Moodle’s MySQL Keeps Going Down
If you’re not interested in Moodle or troubleshooting MySQL problems, than you probably don’t want to read this post. I however wanted to write some notes for myself and need it to be portable. Since that’s technically the purpose of this blog, I figured I should put it here.
Recently Nagios started informing me that HTTPS was going down infrequently (but started to become more frequent).
***** Nagios *****
Notification Type: PROBLEM
Service: HTTPS
Host: Moodle Server
Address: 123.456.78.912
State: CRITICAL
Date/Time: Fri Aug 28 01:06:50 EDT 2009
Additional Info:
CRITICAL – Socket timeout after 10 seconds
What was strange was that HTTP wasn’t going down. I felt like Nagios was lying to me so I figured I would have to wake up late at night (early in the morning?) and catch it lying to me. To do this I decided I’d try to figure out if my cellphone had an email to associate to text messaging. Mine wasn’t working so I had to talk to Sprint about it.
In the mean time though, it was still going down. Luckily last night at 4am I randomly woke up. I ran downstairs (imagine kid at Christmas…but like a reverse Christmas) and fired up the laptop. Sure enough when I went to the Moodle homepage I saw this:
Error: Database connection failed.
It is possible that the database is overloaded or otherwise not running properly.
The site administrator should also check that the database details have been correctly specified in config.php
Now in hindsight, there were so many things I could have done at this point. But it was 4am and my house was freezing so I made some mistakes. The first thing I did was restart Apache. It appeared to be running and the restart didn’t throw any errors, but it didn’t fix the problem either. Next I “turned off SSL”. I was able to get to the error page without the HTTPS so I determined at this point that Nagios clearly was lying to me, something else was wrong (p.s. i am thankful to Nagios for telling me that something was wrong). So then I decided that maybe it was a database problem. I went into MySQL and was able to access the Moodle database and do a “show tables;”. So I thought at that point I should restart MySQL, in hindsight there are so many other things I should have done first, but I will document those below. A restart of MySQL fixed the issue.
So what will I do next time (and yes…there will be a next time):
1) run top on the server: See if MySQL is hogging the CPU. This could lead you to a number of options.
2) check the mysql-slow-queries.log: I set up the mysql option log-slow-queries. this in conjunction with the long-query-time option will log any query that takes over a certain amount of time (default is 10s).
3) show mysql processlist: If you haven’t set up the log slow queries option this might also be helpful in determining what mysql is doing.
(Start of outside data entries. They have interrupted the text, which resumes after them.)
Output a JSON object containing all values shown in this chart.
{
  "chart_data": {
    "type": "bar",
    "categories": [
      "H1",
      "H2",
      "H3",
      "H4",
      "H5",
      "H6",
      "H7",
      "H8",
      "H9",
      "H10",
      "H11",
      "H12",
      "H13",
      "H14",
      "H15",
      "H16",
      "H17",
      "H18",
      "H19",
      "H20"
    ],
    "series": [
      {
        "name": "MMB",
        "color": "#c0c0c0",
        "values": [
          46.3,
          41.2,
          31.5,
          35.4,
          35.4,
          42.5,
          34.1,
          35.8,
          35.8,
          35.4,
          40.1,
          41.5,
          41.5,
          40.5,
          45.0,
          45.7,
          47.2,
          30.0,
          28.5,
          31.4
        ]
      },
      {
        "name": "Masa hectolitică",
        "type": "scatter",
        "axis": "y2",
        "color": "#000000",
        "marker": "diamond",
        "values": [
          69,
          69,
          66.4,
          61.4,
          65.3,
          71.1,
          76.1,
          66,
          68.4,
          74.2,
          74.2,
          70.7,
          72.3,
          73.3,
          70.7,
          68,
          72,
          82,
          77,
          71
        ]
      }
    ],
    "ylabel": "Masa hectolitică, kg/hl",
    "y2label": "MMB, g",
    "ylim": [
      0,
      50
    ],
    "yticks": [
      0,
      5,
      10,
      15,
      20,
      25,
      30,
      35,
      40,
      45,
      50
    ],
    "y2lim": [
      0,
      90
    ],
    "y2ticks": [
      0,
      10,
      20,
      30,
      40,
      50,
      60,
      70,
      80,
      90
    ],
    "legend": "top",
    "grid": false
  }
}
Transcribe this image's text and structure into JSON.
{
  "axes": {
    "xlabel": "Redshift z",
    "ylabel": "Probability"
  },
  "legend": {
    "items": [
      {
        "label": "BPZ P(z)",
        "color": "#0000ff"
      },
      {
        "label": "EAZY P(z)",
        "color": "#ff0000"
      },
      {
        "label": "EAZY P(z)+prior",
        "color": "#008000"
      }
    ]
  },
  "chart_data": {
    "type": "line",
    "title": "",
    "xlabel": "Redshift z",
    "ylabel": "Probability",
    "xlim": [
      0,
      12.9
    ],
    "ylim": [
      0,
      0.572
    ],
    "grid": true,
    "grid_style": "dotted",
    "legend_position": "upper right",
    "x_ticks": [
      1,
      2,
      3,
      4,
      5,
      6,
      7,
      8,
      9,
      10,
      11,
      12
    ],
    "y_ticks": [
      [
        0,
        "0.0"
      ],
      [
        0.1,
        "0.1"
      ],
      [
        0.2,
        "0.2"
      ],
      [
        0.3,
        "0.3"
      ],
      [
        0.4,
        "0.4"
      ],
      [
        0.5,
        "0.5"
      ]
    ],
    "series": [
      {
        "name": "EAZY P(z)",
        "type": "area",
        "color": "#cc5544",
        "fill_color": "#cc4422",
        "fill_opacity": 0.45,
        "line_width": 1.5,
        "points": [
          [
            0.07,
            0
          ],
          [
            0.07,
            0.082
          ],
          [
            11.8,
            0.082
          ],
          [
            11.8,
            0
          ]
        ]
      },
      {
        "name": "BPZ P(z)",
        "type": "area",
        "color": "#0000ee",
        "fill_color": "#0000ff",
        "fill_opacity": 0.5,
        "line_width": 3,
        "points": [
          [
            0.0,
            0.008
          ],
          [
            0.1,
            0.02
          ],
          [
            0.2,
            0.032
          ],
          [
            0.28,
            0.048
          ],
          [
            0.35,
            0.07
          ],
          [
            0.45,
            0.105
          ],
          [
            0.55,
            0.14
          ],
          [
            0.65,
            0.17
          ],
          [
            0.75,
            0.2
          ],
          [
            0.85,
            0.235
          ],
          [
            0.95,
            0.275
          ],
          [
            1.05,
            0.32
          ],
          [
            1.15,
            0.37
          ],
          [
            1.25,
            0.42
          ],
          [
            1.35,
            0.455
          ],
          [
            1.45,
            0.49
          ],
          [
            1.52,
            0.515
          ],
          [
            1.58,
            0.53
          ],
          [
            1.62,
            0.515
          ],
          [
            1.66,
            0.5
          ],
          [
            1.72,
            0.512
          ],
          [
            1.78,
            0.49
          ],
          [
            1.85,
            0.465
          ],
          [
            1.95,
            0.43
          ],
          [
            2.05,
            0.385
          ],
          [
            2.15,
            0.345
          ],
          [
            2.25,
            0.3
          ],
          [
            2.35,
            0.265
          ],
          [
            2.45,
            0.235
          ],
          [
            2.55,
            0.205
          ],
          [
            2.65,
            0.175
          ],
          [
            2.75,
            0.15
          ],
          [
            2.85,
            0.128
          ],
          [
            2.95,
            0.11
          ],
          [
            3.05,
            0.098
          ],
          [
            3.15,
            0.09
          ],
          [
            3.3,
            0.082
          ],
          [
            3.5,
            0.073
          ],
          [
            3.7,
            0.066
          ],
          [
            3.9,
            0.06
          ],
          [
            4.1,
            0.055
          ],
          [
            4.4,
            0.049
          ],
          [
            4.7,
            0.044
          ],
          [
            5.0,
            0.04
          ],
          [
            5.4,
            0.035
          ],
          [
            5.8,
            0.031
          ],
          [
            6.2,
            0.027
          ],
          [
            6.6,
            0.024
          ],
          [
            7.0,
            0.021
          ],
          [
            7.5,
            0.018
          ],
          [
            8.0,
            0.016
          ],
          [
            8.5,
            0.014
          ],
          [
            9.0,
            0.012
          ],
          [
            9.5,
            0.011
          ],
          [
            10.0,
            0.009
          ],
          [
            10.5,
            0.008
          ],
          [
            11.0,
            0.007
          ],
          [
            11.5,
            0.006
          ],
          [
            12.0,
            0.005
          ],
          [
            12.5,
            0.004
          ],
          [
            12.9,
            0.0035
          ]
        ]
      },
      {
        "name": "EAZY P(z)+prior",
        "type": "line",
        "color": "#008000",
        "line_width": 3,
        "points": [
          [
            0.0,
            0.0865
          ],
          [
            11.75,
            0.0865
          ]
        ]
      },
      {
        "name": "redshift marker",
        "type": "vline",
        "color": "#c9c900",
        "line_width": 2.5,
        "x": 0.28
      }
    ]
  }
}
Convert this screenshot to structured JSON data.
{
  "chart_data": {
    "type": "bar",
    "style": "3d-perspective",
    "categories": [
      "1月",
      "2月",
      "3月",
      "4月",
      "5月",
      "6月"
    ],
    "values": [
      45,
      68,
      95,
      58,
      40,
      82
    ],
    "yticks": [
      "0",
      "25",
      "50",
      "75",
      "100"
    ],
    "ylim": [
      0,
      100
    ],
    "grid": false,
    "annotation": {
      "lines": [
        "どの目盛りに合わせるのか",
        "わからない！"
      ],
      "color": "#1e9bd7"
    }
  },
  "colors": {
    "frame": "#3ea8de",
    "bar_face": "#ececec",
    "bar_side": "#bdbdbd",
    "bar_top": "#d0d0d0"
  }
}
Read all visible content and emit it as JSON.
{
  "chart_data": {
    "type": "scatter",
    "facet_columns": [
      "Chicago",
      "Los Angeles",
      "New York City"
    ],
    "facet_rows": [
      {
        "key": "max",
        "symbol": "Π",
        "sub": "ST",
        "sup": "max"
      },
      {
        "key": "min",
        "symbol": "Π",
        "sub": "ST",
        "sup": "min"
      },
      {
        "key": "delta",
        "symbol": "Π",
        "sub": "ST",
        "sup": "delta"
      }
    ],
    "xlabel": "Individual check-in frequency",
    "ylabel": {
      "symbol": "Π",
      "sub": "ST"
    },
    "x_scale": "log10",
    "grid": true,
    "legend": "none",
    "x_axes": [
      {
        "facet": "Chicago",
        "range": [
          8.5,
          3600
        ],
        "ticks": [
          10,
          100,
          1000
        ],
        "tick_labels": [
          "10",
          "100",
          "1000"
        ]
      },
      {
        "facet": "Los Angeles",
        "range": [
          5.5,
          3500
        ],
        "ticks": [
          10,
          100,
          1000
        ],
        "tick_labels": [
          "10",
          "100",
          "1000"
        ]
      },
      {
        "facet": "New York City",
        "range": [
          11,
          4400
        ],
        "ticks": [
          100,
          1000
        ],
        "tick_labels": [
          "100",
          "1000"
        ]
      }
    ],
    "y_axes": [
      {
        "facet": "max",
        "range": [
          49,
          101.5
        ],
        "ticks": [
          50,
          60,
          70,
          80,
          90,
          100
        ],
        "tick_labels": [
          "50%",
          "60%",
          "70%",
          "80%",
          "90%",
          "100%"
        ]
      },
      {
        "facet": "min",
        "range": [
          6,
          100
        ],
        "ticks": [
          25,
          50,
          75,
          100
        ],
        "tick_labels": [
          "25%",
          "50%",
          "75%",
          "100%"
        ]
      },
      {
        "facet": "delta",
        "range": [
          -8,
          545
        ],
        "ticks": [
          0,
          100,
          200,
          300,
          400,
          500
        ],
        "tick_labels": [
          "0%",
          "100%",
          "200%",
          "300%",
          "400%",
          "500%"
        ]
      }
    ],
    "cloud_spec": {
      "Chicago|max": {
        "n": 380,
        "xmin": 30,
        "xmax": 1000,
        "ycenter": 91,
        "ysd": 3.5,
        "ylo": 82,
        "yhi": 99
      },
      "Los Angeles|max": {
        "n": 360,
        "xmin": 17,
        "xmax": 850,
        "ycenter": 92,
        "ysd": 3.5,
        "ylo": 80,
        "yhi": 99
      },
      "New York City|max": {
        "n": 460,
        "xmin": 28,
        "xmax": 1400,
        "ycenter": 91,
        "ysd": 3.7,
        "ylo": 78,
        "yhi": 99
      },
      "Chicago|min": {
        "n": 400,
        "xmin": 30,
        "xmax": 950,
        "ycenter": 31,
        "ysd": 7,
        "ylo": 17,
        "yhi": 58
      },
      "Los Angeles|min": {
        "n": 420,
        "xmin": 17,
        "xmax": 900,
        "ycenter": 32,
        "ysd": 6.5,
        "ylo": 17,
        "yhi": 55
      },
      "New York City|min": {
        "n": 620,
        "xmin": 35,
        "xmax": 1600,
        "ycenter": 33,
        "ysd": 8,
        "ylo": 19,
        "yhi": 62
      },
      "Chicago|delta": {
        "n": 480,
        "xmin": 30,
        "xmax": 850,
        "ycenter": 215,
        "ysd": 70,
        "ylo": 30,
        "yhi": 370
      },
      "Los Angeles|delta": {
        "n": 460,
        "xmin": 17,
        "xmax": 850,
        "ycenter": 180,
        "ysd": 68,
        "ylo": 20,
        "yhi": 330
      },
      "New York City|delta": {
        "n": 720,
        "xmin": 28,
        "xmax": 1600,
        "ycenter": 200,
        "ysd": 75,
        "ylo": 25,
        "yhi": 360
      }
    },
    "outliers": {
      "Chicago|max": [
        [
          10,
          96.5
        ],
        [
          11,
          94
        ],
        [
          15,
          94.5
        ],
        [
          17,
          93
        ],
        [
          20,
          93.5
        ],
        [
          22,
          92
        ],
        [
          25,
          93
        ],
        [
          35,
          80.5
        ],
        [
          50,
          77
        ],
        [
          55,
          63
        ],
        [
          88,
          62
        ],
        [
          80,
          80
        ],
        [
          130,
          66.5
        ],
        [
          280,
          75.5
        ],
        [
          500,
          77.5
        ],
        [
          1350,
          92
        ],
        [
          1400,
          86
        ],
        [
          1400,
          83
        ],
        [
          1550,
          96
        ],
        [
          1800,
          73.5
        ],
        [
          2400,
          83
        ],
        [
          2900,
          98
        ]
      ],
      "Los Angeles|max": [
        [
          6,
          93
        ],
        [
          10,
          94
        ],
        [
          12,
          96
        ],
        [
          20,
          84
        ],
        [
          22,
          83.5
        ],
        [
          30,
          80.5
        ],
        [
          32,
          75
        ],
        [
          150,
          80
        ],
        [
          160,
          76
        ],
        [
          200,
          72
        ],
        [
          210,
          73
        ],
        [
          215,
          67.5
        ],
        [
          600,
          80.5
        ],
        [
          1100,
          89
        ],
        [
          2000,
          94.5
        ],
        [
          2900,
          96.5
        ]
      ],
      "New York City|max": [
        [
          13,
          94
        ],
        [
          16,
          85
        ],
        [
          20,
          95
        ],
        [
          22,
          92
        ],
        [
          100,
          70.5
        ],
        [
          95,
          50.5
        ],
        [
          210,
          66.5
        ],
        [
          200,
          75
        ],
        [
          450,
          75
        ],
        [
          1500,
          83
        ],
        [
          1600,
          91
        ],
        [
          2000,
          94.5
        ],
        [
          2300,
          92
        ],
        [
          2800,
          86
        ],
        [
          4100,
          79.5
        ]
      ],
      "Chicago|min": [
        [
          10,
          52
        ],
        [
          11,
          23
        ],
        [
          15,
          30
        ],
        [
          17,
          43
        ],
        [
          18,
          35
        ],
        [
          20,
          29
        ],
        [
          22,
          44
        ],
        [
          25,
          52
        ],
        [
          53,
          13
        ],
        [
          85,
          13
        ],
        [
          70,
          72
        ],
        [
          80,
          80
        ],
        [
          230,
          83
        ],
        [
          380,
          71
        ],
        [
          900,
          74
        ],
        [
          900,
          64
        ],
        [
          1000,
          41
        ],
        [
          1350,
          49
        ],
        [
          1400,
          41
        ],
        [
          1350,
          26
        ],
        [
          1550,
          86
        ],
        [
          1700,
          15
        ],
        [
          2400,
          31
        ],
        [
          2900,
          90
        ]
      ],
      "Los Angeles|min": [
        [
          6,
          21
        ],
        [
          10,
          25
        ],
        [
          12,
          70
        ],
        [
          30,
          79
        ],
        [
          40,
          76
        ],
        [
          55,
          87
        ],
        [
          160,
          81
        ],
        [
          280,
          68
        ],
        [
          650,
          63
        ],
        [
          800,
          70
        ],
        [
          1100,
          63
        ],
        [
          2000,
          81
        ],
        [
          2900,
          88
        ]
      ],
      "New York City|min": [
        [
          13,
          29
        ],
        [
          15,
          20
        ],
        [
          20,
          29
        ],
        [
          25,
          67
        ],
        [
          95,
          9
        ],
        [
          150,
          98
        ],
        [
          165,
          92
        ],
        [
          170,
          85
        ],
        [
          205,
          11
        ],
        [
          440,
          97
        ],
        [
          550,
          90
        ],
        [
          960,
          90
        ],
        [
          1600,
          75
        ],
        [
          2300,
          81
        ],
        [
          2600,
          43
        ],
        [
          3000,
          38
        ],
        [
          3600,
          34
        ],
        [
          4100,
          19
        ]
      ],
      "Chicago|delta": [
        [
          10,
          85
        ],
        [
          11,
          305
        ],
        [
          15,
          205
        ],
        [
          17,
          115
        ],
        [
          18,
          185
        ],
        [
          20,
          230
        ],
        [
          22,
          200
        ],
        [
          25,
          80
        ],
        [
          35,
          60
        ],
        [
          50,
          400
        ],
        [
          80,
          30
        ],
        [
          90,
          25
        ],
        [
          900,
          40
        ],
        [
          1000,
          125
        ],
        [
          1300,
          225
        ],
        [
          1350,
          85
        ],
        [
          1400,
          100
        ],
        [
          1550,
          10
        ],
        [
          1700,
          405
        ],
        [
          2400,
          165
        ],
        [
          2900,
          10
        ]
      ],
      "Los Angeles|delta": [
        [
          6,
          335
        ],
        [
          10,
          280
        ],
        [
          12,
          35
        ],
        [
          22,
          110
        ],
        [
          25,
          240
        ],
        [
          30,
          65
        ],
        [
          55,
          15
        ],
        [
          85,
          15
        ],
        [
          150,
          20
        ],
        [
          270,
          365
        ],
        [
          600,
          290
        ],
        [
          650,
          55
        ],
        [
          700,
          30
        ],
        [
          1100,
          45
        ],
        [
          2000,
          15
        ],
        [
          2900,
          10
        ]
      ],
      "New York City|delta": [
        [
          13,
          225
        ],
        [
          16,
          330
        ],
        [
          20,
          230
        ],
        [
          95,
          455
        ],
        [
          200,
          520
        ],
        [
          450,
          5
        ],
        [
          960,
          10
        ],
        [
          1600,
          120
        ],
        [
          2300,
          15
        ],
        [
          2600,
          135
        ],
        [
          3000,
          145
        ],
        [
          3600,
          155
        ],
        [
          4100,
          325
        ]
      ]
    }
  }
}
Here is a brief explaination of show processlist and its companion of kill <processid>. I also found this handy script that you could set up as part of a cron to kill any runaway processes.
4) query is poorly written: I’ve found a number of reports that MySQL queries are poorly written in Moodle and that these can cause the CPU usage to top out at %100 which causes Moodle to be unusable. Below are a few Moodle Tracker reports of this:
To see if this is the case with your Moodle use the slow query logging (or just the plain old query logging) with a backup of your database to see if you can replicate the problem somewhere else. If you can the problem is probably the query and maybe you can figure out a way to rewrite the query (or get it rewritten) to see if that fixes the problem.
5) check your persistent db connection: Check to see if you have persistent database connections set up in the Moodle config.php file and in the php.ini file. If you do, turn it off and see if this solves the problem. it may be that your connections aren’t closing and they are killing your database regularly.
6) check your max connections: Are the maximum number of Apache connections greater than your maximum number of MySQL connections? If so that might be a problem. Basically users could get to the website but then when they go to request something in the database they can’t because the # of connections are taken up. I have a feeling though that this may be a completely different error than what I was experiencing (people…including myself…really need to take screenshots or document errors better).
7) check your MySQL performance: Perhaps you haven’t configured Moodle right. Take a look at these performance tuning tips to see if you can get it working better.
8) check your database tables: Stop mysqld and run a check on your Moodle tables. See if some of the tables are corrupted, if they are fix them.
So if you’re wondering what I’m doing at 4am tomorrow, there’s the list. Wish me luck.